Distributed Shape Learning of Complex Objects Using Gaussian Kernel
Toshiyuki Oshima, Junya Yamauchi, Tatsuya Ibuki, Michio Seto, Takeshi Hatanaka
TL;DR
The paper tackles distributed object-shape learning for multiple networked robots using LiDAR data, addressing the difficulty of sharing an infinite-dimensional Gaussian RKHS function. It replaces a finite-equality-sharing scheme based on polynomial kernels with a grid-based finite-basis approach in conjunction with a data-independent continuous-time ADMM that preserves performance guarantees. By fixing the function space to be spanned by a set of grid points $\{g_j\}$, each robot learns local coefficients $c_j^\ell$ and a common threshold $\gamma^\ell$ while enforcing $c^\ell\gamma^\ell = z$ for consensus, yielding a shared decision boundary $\{x : \sum_j c_j^* k(x, g_j) + \gamma^* = 0\}$. Simulations with three robots show overlapping learned boundaries that correctly separate the labeled regions, underscoring the practical viability and pointing to grid-point selection as a key design factor for future work.
Abstract
This paper addresses distributed learning of a complex object for multiple networked robots based on distributed optimization and kernel-based support vector machine.

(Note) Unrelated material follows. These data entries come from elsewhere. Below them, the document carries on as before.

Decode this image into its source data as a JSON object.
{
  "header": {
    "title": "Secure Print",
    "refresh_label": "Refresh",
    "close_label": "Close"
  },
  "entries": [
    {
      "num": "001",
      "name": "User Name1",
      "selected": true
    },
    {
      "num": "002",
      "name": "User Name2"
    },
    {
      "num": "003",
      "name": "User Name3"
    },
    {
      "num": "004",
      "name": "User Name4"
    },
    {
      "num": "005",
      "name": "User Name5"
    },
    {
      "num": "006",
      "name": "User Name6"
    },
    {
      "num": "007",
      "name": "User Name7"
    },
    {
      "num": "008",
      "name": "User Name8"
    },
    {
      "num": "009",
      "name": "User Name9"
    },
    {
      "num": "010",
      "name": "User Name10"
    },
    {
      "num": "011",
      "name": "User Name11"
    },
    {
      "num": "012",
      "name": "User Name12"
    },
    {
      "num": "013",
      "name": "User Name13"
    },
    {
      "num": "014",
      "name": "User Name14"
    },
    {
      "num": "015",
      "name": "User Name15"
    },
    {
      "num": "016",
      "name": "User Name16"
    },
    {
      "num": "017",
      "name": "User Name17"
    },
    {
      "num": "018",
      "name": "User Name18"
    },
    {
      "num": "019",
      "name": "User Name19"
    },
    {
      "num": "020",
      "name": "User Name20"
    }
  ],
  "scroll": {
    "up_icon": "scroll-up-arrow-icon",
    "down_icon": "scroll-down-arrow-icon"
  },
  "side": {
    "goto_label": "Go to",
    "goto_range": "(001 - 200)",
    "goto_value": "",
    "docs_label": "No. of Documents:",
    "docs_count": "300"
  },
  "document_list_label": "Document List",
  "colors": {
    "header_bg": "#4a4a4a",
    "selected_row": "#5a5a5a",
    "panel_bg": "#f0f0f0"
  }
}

In order to overcome a fundamental limitation of polynomial kernels assumed in our antecessor, we employ Gaussian kernel as a kernel function for classification. The Gaussian kernel prohibits the robots to share the function through a finite number of equality constraints due to its infinite dimensionality of the function space. We thus reformulate the optimization problem assuming that the target function space is identified with the space spanned by the bases associated with not the data but a finite number of grid points. The above relaxation is shown to allow the robots to share the function by a finite number of equality constraints. We finally demonstrate the present approach through numerical simulations.